Elle se rassit en face de lui pour se mettre à sa hauteur et lui prit la main mais il la retira comme si elle l'avait brûlé. Elle serra les dents mais se retint de faire une remarque acerbe. Ils devaient lui faire comprendre qu'il n'était pas ce monstre ni ce poison qu'il croyait être.

-Oliver, reprit-elle d'un ton plus posé, il a peut-être réussi à te faire croire que tu étais un monstre, que tu ne méritais pas notre amitié, mais tu dois m'écouter quand je te dis que c'est totalement faux. Tu as un côté sombre, on le sait tous. Mais tu le mets au service du bien. Tu le maîtrises, tu sais quelles limites tu ne dois pas dépasser.

-Si tu étais ce tueur qui aimait ça, jamais Curtis, Dinah et René ne t'auraient suivi. Moi et Felicity on serait partis depuis longtemps. Aucun de nous ne t'aurait jamais soutenu.

-On est restés à tes côtés parce que malgré toutes les ténèbres dans lesquelles tu évoluais, tu as toujours agi pour le bien. Et pour être honnête avec toi, même si une part de toi aimait tuer ces personnes viles qui profitaient des faiblesses des gens, je ne t'en voudrais pas. Ça ne me ferait pas fuir.

-Tu restes mon frère, Oliver.

-Mon meilleur ami.

Oliver fixait toujours son verre, mais il papillonnait des yeux, ils avaient réussi à le toucher. Felicity n'avait pas menti, elle avait depuis longtemps accepté qu'il avait commis des horreurs pour survivre ou pour protéger d'autres personnes. Qu'une part de lui ait aimé ça n'était pas vraiment une surprise. Elle devait avouer qu'elle-même rêvait de tuer Chase pour tout le mal qu'il avait causé. Pour Oliver, pour détective Malone, pour Susan Williams, pour toutes les personnes innocentes qu'il avait tuées.

-J'essaie juste de vous protéger, dit Oliver.

Felicity savait ça. Ça lui brisait le cœur de se dire qu'il pensait être un danger pour eux.

-On sait se défendre, dit-elle.

-Laisse-nous être juge de ce qui est dangereux ou pas, ajouta John.

Oliver leva enfin le regard vers eux et les sonda, cherchant quelque chose dans leurs yeux. Avec un sourire, elle lui montra qu'elle pensait vraiment tout ce qu'elle avait dit, qu'elle n'avait aucun doute et qu'elle resterait à ses côtés pour affronter la suite.

-Ok, murmura-t-il et elle ne put empêcher son sourire de s'agrandir.

Il les avait écoutés et n'avait pas laissé leurs paroles glisser sur lui sans effet comme il le faisait parfois.
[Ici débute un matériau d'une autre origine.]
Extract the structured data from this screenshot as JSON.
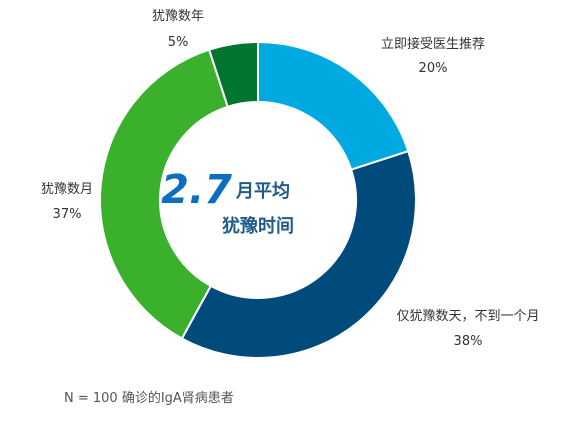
{
  "chart_data": {
    "type": "pie",
    "donut": true,
    "categories": [
      "立即接受医生推荐",
      "仅犹豫数天，不到一个月",
      "犹豫数月",
      "犹豫数年"
    ],
    "values": [
      20,
      38,
      37,
      5
    ],
    "value_labels": [
      "20%",
      "38%",
      "37%",
      "5%"
    ],
    "colors": [
      "#00a9e0",
      "#004b7c",
      "#3bb02c",
      "#00752f"
    ],
    "center": {
      "number": "2.7",
      "unit": "月平均",
      "line2": "犹豫时间"
    },
    "legend": "none"
  },
  "note": "N = 100 确诊的IgA肾病患者"
}
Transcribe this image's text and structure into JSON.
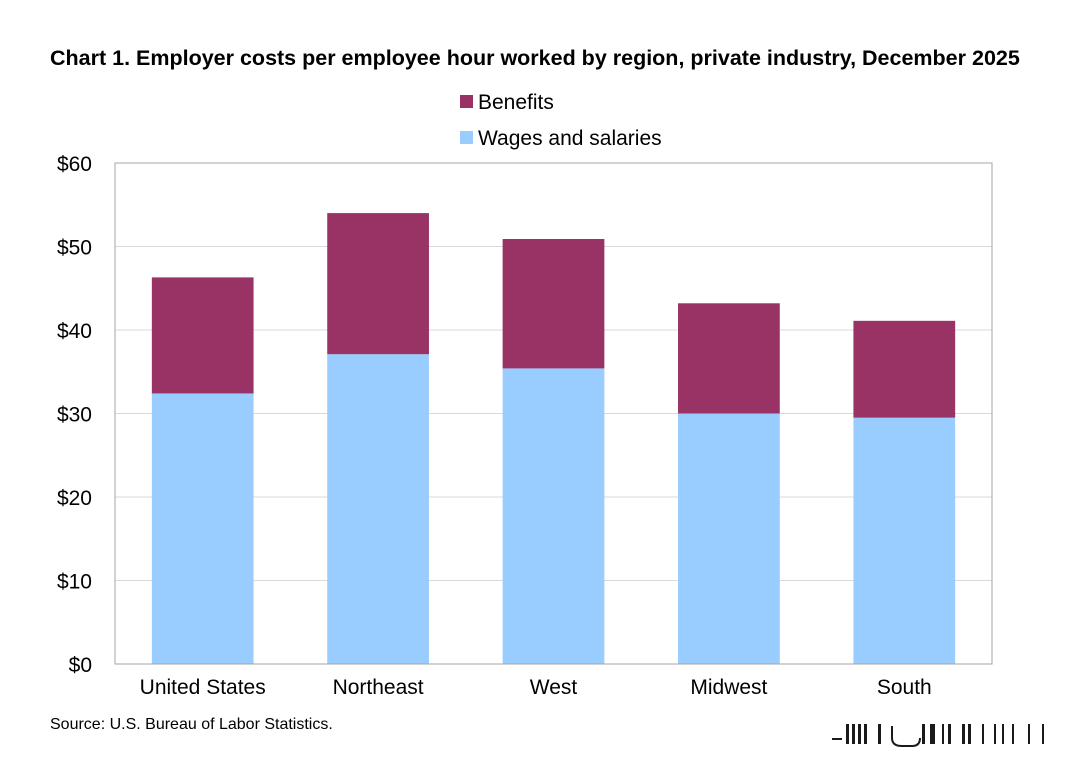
{
  "chart_data": {
    "type": "bar",
    "stacked": true,
    "title": "Chart 1. Employer costs per employee hour worked by region, private industry, December 2025",
    "categories": [
      "United States",
      "Northeast",
      "West",
      "Midwest",
      "South"
    ],
    "series": [
      {
        "name": "Wages and salaries",
        "color": "#99ccff",
        "values": [
          32.4,
          37.1,
          35.4,
          30.0,
          29.5
        ]
      },
      {
        "name": "Benefits",
        "color": "#993366",
        "values": [
          13.9,
          16.9,
          15.5,
          13.2,
          11.6
        ]
      }
    ],
    "ylim": [
      0,
      60
    ],
    "yticks": [
      0,
      10,
      20,
      30,
      40,
      50,
      60
    ],
    "ytick_labels": [
      "$0",
      "$10",
      "$20",
      "$30",
      "$40",
      "$50",
      "$60"
    ],
    "grid": true,
    "legend_position": "top",
    "xlabel": "",
    "ylabel": ""
  },
  "source": "Source: U.S. Bureau of Labor Statistics."
}
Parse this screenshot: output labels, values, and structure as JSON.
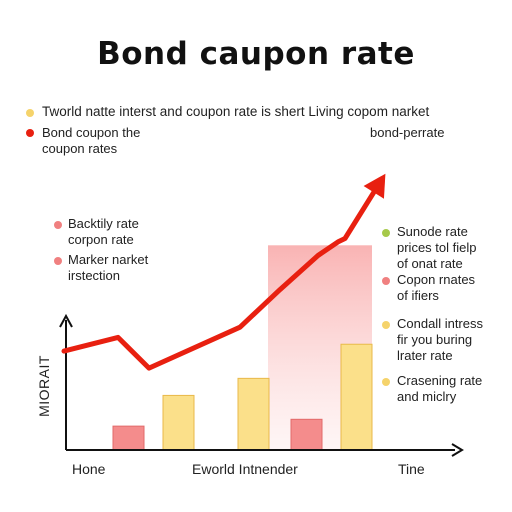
{
  "colors": {
    "yellow": "#f5d36b",
    "red": "#e82010",
    "pink": "#f08080",
    "green": "#a6c94a",
    "bar_yellow": "#fbe08a",
    "bar_pink": "#f48c8c",
    "bar_edge": "#e8b94a"
  },
  "top_legend": [
    {
      "icon": "yellow-dot",
      "text": "Tworld natte interst and coupon rate is shert Living copom narket"
    },
    {
      "icon": "red-dot",
      "text": "Bond coupon the\ncoupon rates"
    }
  ],
  "arrow_label": "bond-perrate",
  "left_legend": [
    {
      "icon": "pink-dot",
      "text": "Backtily rate\ncorpon rate"
    },
    {
      "icon": "pink-dot",
      "text": "Marker narket\nirstection"
    }
  ],
  "right_legend": [
    {
      "icon": "green-dot",
      "text": "Sunode rate\nprices tol fielp\nof onat rate"
    },
    {
      "icon": "pink-dot",
      "text": "Copon rnates\nof ifiers"
    },
    {
      "icon": "yellow-dot",
      "text": "Condall intress\nfir you buring\nlrater rate"
    },
    {
      "icon": "yellow-dot",
      "text": "Crasening rate\nand miclry"
    }
  ],
  "chart_data": {
    "type": "bar",
    "title": "Bond caupon rate",
    "ylabel": "MIORAIT",
    "x_ticks": [
      "Hone",
      "Eworld Intnender",
      "Tine"
    ],
    "bars": [
      {
        "color": "pink",
        "value": 14
      },
      {
        "color": "yellow",
        "value": 32
      },
      {
        "color": "yellow",
        "value": 42
      },
      {
        "color": "pink",
        "value": 18
      },
      {
        "color": "yellow",
        "value": 62
      }
    ],
    "shaded_region": {
      "top_value": 120
    },
    "line": {
      "color": "red",
      "values": [
        58,
        66,
        48,
        72,
        94,
        114,
        122,
        124,
        155
      ],
      "arrow_at_end": true
    },
    "ylim": [
      0,
      170
    ],
    "grid": false
  }
}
Il acceptait la possibilité qu'il ait eu tort et c'était maintenant à eux de ne pas l'abandonner. De lui montrer qu'il n'était pas un poison pour eux. Il était temps de détendre l'atmosphère avant qu'Oliver ne se dérobe avec un prétexte.
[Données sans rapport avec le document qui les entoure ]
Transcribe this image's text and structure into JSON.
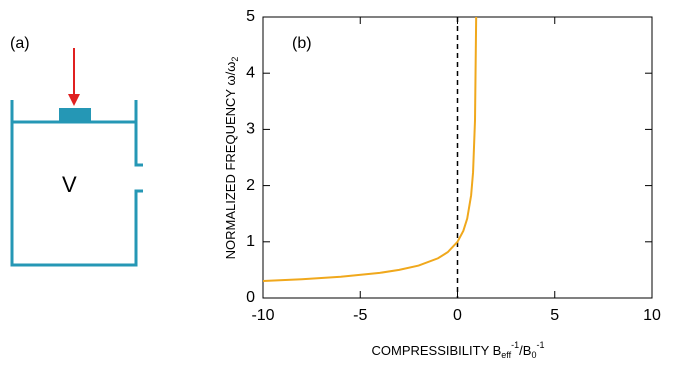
{
  "panel_a": {
    "label": "(a)",
    "volume_label": "V"
  },
  "chart_data": {
    "type": "line",
    "panel_label": "(b)",
    "ylabel_parts": [
      "NORMALIZED FREQUENCY ω/ω",
      "2"
    ],
    "xlabel_parts": [
      "COMPRESSIBILITY  B",
      "eff",
      "-1",
      "/B",
      "0",
      "-1"
    ],
    "x": [
      -10,
      -8,
      -6,
      -4,
      -3,
      -2,
      -1,
      -0.5,
      0,
      0.3,
      0.5,
      0.7,
      0.8,
      0.9,
      0.96
    ],
    "series": [
      {
        "color": "#f0a81c",
        "values": [
          0.302,
          0.333,
          0.378,
          0.447,
          0.5,
          0.577,
          0.707,
          0.816,
          1,
          1.195,
          1.414,
          1.826,
          2.236,
          3.162,
          5
        ]
      }
    ],
    "xlim": [
      -10,
      10
    ],
    "xticks": [
      -10,
      -5,
      0,
      5,
      10
    ],
    "ylim": [
      0,
      5
    ],
    "yticks": [
      0,
      1,
      2,
      3,
      4,
      5
    ],
    "vline": 0
  }
}
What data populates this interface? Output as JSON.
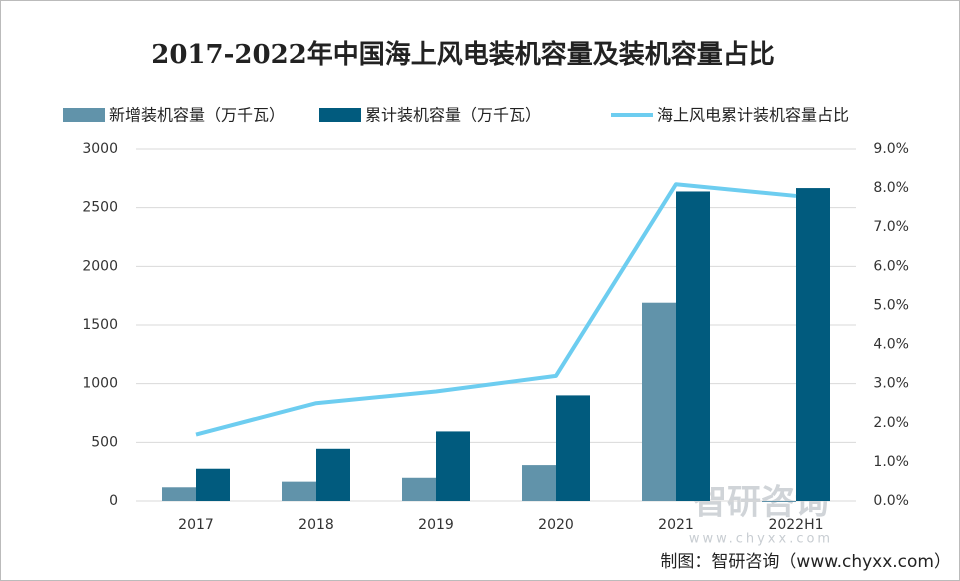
{
  "chart_data": {
    "type": "bar",
    "title": "2017-2022年中国海上风电装机容量及装机容量占比",
    "categories": [
      "2017",
      "2018",
      "2019",
      "2020",
      "2021",
      "2022H1"
    ],
    "series": [
      {
        "name": "新增装机容量（万千瓦）",
        "type": "bar",
        "color": "#6193aa",
        "values": [
          117,
          165,
          198,
          306,
          1690,
          0
        ]
      },
      {
        "name": "累计装机容量（万千瓦）",
        "type": "bar",
        "color": "#015b7e",
        "values": [
          275,
          445,
          593,
          900,
          2638,
          2667
        ]
      },
      {
        "name": "海上风电累计装机容量占比",
        "type": "line",
        "axis": "y2",
        "color": "#6dcdf0",
        "values": [
          1.7,
          2.5,
          2.8,
          3.2,
          8.1,
          7.8
        ]
      }
    ],
    "ylim": [
      0,
      3000
    ],
    "yticks": [
      0,
      500,
      1000,
      1500,
      2000,
      2500,
      3000
    ],
    "y2lim": [
      0,
      9
    ],
    "y2ticks": [
      {
        "value": 0,
        "label": "0.0%"
      },
      {
        "value": 1,
        "label": "1.0%"
      },
      {
        "value": 2,
        "label": "2.0%"
      },
      {
        "value": 3,
        "label": "3.0%"
      },
      {
        "value": 4,
        "label": "4.0%"
      },
      {
        "value": 5,
        "label": "5.0%"
      },
      {
        "value": 6,
        "label": "6.0%"
      },
      {
        "value": 7,
        "label": "7.0%"
      },
      {
        "value": 8,
        "label": "8.0%"
      },
      {
        "value": 9,
        "label": "9.0%"
      }
    ],
    "grid": true,
    "watermark": "智研咨询",
    "watermark_url": "www.chyxx.com",
    "source": "制图：智研咨询（www.chyxx.com）"
  }
}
-Bois-ça, dit-elle en faisant glisser son verre un peu plus vers lui. Je te promets que ce n'est pas empoisonné et ça va apaiser ta gueule de bois. On ne voudrait pas que les gens se rendent compte que leur maire a passé la soirée dans un bar.
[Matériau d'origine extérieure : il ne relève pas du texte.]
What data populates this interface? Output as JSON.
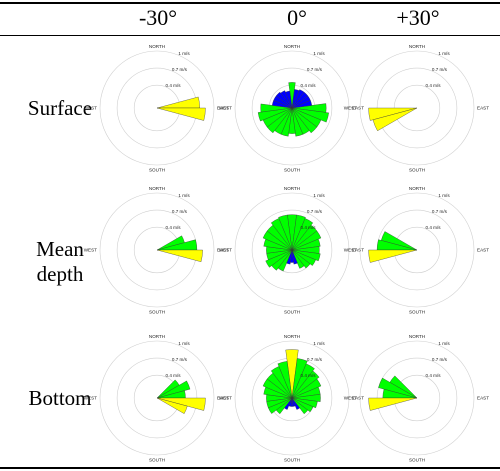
{
  "table": {
    "columns": [
      "-30°",
      "0°",
      "+30°"
    ],
    "rows": [
      "Surface",
      "Mean depth",
      "Bottom"
    ]
  },
  "colors": {
    "yellow": "#ffff00",
    "green": "#00ff00",
    "blue": "#0000ff",
    "ring": "#cfcfcf"
  },
  "chart_data": [
    {
      "type": "polar-bar",
      "row": "Surface",
      "column": "-30°",
      "directions": [
        "NORTH",
        "EAST",
        "SOUTH",
        "WEST"
      ],
      "ring_labels": [
        "0.4 m/s",
        "0.7 m/s",
        "1 m/s"
      ],
      "rmax": 1,
      "sectors": [
        {
          "angle": 82.5,
          "width": 15,
          "value": 0.75,
          "color": "yellow"
        },
        {
          "angle": 97.5,
          "width": 15,
          "value": 0.85,
          "color": "yellow"
        }
      ]
    },
    {
      "type": "polar-bar",
      "row": "Surface",
      "column": "0°",
      "directions": [
        "NORTH",
        "EAST",
        "SOUTH",
        "WEST"
      ],
      "ring_labels": [
        "0.4 m/s",
        "0.7 m/s",
        "1 m/s"
      ],
      "rmax": 1,
      "sectors": [
        {
          "angle": 0,
          "width": 15,
          "value": 0.45,
          "color": "green"
        },
        {
          "angle": 90,
          "width": 15,
          "value": 0.6,
          "color": "green"
        },
        {
          "angle": 105,
          "width": 15,
          "value": 0.65,
          "color": "green"
        },
        {
          "angle": 120,
          "width": 15,
          "value": 0.55,
          "color": "green"
        },
        {
          "angle": 135,
          "width": 15,
          "value": 0.55,
          "color": "green"
        },
        {
          "angle": 150,
          "width": 15,
          "value": 0.5,
          "color": "green"
        },
        {
          "angle": 165,
          "width": 15,
          "value": 0.5,
          "color": "green"
        },
        {
          "angle": 180,
          "width": 15,
          "value": 0.45,
          "color": "green"
        },
        {
          "angle": 195,
          "width": 15,
          "value": 0.5,
          "color": "green"
        },
        {
          "angle": 210,
          "width": 15,
          "value": 0.5,
          "color": "green"
        },
        {
          "angle": 225,
          "width": 15,
          "value": 0.55,
          "color": "green"
        },
        {
          "angle": 240,
          "width": 15,
          "value": 0.55,
          "color": "green"
        },
        {
          "angle": 255,
          "width": 15,
          "value": 0.6,
          "color": "green"
        },
        {
          "angle": 270,
          "width": 15,
          "value": 0.55,
          "color": "green"
        },
        {
          "angle": 285,
          "width": 15,
          "value": 0.35,
          "color": "blue"
        },
        {
          "angle": 300,
          "width": 15,
          "value": 0.35,
          "color": "blue"
        },
        {
          "angle": 315,
          "width": 15,
          "value": 0.35,
          "color": "blue"
        },
        {
          "angle": 330,
          "width": 15,
          "value": 0.33,
          "color": "blue"
        },
        {
          "angle": 345,
          "width": 15,
          "value": 0.3,
          "color": "blue"
        },
        {
          "angle": 15,
          "width": 15,
          "value": 0.33,
          "color": "blue"
        },
        {
          "angle": 30,
          "width": 15,
          "value": 0.35,
          "color": "blue"
        },
        {
          "angle": 45,
          "width": 15,
          "value": 0.35,
          "color": "blue"
        },
        {
          "angle": 60,
          "width": 15,
          "value": 0.35,
          "color": "blue"
        },
        {
          "angle": 75,
          "width": 15,
          "value": 0.35,
          "color": "blue"
        }
      ]
    },
    {
      "type": "polar-bar",
      "row": "Surface",
      "column": "+30°",
      "directions": [
        "NORTH",
        "EAST",
        "SOUTH",
        "WEST"
      ],
      "ring_labels": [
        "0.4 m/s",
        "0.7 m/s",
        "1 m/s"
      ],
      "rmax": 1,
      "sectors": [
        {
          "angle": 262.5,
          "width": 15,
          "value": 0.85,
          "color": "yellow"
        },
        {
          "angle": 247.5,
          "width": 15,
          "value": 0.8,
          "color": "yellow"
        }
      ]
    },
    {
      "type": "polar-bar",
      "row": "Mean depth",
      "column": "-30°",
      "directions": [
        "NORTH",
        "EAST",
        "SOUTH",
        "WEST"
      ],
      "ring_labels": [
        "0.4 m/s",
        "0.7 m/s",
        "1 m/s"
      ],
      "rmax": 1,
      "sectors": [
        {
          "angle": 67.5,
          "width": 15,
          "value": 0.5,
          "color": "green"
        },
        {
          "angle": 82.5,
          "width": 15,
          "value": 0.7,
          "color": "green"
        },
        {
          "angle": 97.5,
          "width": 15,
          "value": 0.8,
          "color": "yellow"
        }
      ]
    },
    {
      "type": "polar-bar",
      "row": "Mean depth",
      "column": "0°",
      "directions": [
        "NORTH",
        "EAST",
        "SOUTH",
        "WEST"
      ],
      "ring_labels": [
        "0.4 m/s",
        "0.7 m/s",
        "1 m/s"
      ],
      "rmax": 1,
      "sectors": [
        {
          "angle": 0,
          "width": 15,
          "value": 0.62,
          "color": "green"
        },
        {
          "angle": 15,
          "width": 15,
          "value": 0.62,
          "color": "green"
        },
        {
          "angle": 30,
          "width": 15,
          "value": 0.6,
          "color": "green"
        },
        {
          "angle": 45,
          "width": 15,
          "value": 0.55,
          "color": "green"
        },
        {
          "angle": 60,
          "width": 15,
          "value": 0.55,
          "color": "green"
        },
        {
          "angle": 75,
          "width": 15,
          "value": 0.5,
          "color": "green"
        },
        {
          "angle": 90,
          "width": 15,
          "value": 0.48,
          "color": "green"
        },
        {
          "angle": 105,
          "width": 15,
          "value": 0.5,
          "color": "green"
        },
        {
          "angle": 120,
          "width": 15,
          "value": 0.45,
          "color": "green"
        },
        {
          "angle": 135,
          "width": 15,
          "value": 0.4,
          "color": "green"
        },
        {
          "angle": 150,
          "width": 15,
          "value": 0.35,
          "color": "green"
        },
        {
          "angle": 165,
          "width": 15,
          "value": 0.25,
          "color": "blue"
        },
        {
          "angle": 180,
          "width": 15,
          "value": 0.22,
          "color": "blue"
        },
        {
          "angle": 195,
          "width": 15,
          "value": 0.25,
          "color": "blue"
        },
        {
          "angle": 210,
          "width": 15,
          "value": 0.4,
          "color": "green"
        },
        {
          "angle": 225,
          "width": 15,
          "value": 0.45,
          "color": "green"
        },
        {
          "angle": 240,
          "width": 15,
          "value": 0.5,
          "color": "green"
        },
        {
          "angle": 255,
          "width": 15,
          "value": 0.45,
          "color": "green"
        },
        {
          "angle": 270,
          "width": 15,
          "value": 0.45,
          "color": "green"
        },
        {
          "angle": 285,
          "width": 15,
          "value": 0.5,
          "color": "green"
        },
        {
          "angle": 300,
          "width": 15,
          "value": 0.55,
          "color": "green"
        },
        {
          "angle": 315,
          "width": 15,
          "value": 0.55,
          "color": "green"
        },
        {
          "angle": 330,
          "width": 15,
          "value": 0.6,
          "color": "green"
        },
        {
          "angle": 345,
          "width": 15,
          "value": 0.62,
          "color": "green"
        }
      ]
    },
    {
      "type": "polar-bar",
      "row": "Mean depth",
      "column": "+30°",
      "directions": [
        "NORTH",
        "EAST",
        "SOUTH",
        "WEST"
      ],
      "ring_labels": [
        "0.4 m/s",
        "0.7 m/s",
        "1 m/s"
      ],
      "rmax": 1,
      "sectors": [
        {
          "angle": 292.5,
          "width": 15,
          "value": 0.65,
          "color": "green"
        },
        {
          "angle": 277.5,
          "width": 15,
          "value": 0.7,
          "color": "green"
        },
        {
          "angle": 262.5,
          "width": 15,
          "value": 0.85,
          "color": "yellow"
        }
      ]
    },
    {
      "type": "polar-bar",
      "row": "Bottom",
      "column": "-30°",
      "directions": [
        "NORTH",
        "EAST",
        "SOUTH",
        "WEST"
      ],
      "ring_labels": [
        "0.4 m/s",
        "0.7 m/s",
        "1 m/s"
      ],
      "rmax": 1,
      "sectors": [
        {
          "angle": 52.5,
          "width": 15,
          "value": 0.45,
          "color": "green"
        },
        {
          "angle": 67.5,
          "width": 15,
          "value": 0.6,
          "color": "green"
        },
        {
          "angle": 82.5,
          "width": 15,
          "value": 0.5,
          "color": "green"
        },
        {
          "angle": 97.5,
          "width": 15,
          "value": 0.85,
          "color": "yellow"
        },
        {
          "angle": 112.5,
          "width": 15,
          "value": 0.55,
          "color": "yellow"
        }
      ]
    },
    {
      "type": "polar-bar",
      "row": "Bottom",
      "column": "0°",
      "directions": [
        "NORTH",
        "EAST",
        "SOUTH",
        "WEST"
      ],
      "ring_labels": [
        "0.4 m/s",
        "0.7 m/s",
        "1 m/s"
      ],
      "rmax": 1,
      "sectors": [
        {
          "angle": 0,
          "width": 15,
          "value": 0.85,
          "color": "yellow"
        },
        {
          "angle": 15,
          "width": 15,
          "value": 0.7,
          "color": "green"
        },
        {
          "angle": 30,
          "width": 15,
          "value": 0.65,
          "color": "green"
        },
        {
          "angle": 45,
          "width": 15,
          "value": 0.6,
          "color": "green"
        },
        {
          "angle": 60,
          "width": 15,
          "value": 0.55,
          "color": "green"
        },
        {
          "angle": 75,
          "width": 15,
          "value": 0.5,
          "color": "green"
        },
        {
          "angle": 90,
          "width": 15,
          "value": 0.5,
          "color": "green"
        },
        {
          "angle": 105,
          "width": 15,
          "value": 0.45,
          "color": "green"
        },
        {
          "angle": 120,
          "width": 15,
          "value": 0.4,
          "color": "green"
        },
        {
          "angle": 135,
          "width": 15,
          "value": 0.35,
          "color": "green"
        },
        {
          "angle": 150,
          "width": 15,
          "value": 0.22,
          "color": "blue"
        },
        {
          "angle": 165,
          "width": 15,
          "value": 0.15,
          "color": "blue"
        },
        {
          "angle": 180,
          "width": 15,
          "value": 0.15,
          "color": "blue"
        },
        {
          "angle": 195,
          "width": 15,
          "value": 0.15,
          "color": "blue"
        },
        {
          "angle": 210,
          "width": 15,
          "value": 0.22,
          "color": "blue"
        },
        {
          "angle": 225,
          "width": 15,
          "value": 0.35,
          "color": "green"
        },
        {
          "angle": 240,
          "width": 15,
          "value": 0.45,
          "color": "green"
        },
        {
          "angle": 255,
          "width": 15,
          "value": 0.45,
          "color": "green"
        },
        {
          "angle": 270,
          "width": 15,
          "value": 0.45,
          "color": "green"
        },
        {
          "angle": 285,
          "width": 15,
          "value": 0.5,
          "color": "green"
        },
        {
          "angle": 300,
          "width": 15,
          "value": 0.55,
          "color": "green"
        },
        {
          "angle": 315,
          "width": 15,
          "value": 0.55,
          "color": "green"
        },
        {
          "angle": 330,
          "width": 15,
          "value": 0.6,
          "color": "green"
        },
        {
          "angle": 345,
          "width": 15,
          "value": 0.65,
          "color": "green"
        }
      ]
    },
    {
      "type": "polar-bar",
      "row": "Bottom",
      "column": "+30°",
      "directions": [
        "NORTH",
        "EAST",
        "SOUTH",
        "WEST"
      ],
      "ring_labels": [
        "0.4 m/s",
        "0.7 m/s",
        "1 m/s"
      ],
      "rmax": 1,
      "sectors": [
        {
          "angle": 307.5,
          "width": 15,
          "value": 0.55,
          "color": "green"
        },
        {
          "angle": 292.5,
          "width": 15,
          "value": 0.7,
          "color": "green"
        },
        {
          "angle": 277.5,
          "width": 15,
          "value": 0.6,
          "color": "green"
        },
        {
          "angle": 262.5,
          "width": 15,
          "value": 0.85,
          "color": "yellow"
        }
      ]
    }
  ]
}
Avec un air méfiant, il prit le verre et en huma l'odeur.

-Tu peux y aller, dit John. Je l'ai testé une fois et c'est efficace. Imbuvable, mais efficace.

Felicity se tourna vivement vers lui et lui tapa le bras. Ce n'était pas si mauvais que ça. Et puis, après tout, ce n'était pas le goût qui comptait. Elle retourna à son café et fit mine de ne pas voir John faire signe à leur ami de se boucher le nez.

Les lèvres d'Oliver s'étaient légèrement levées en un sourire fantôme. Il se remettrait de cette épreuve, elle en était certaine.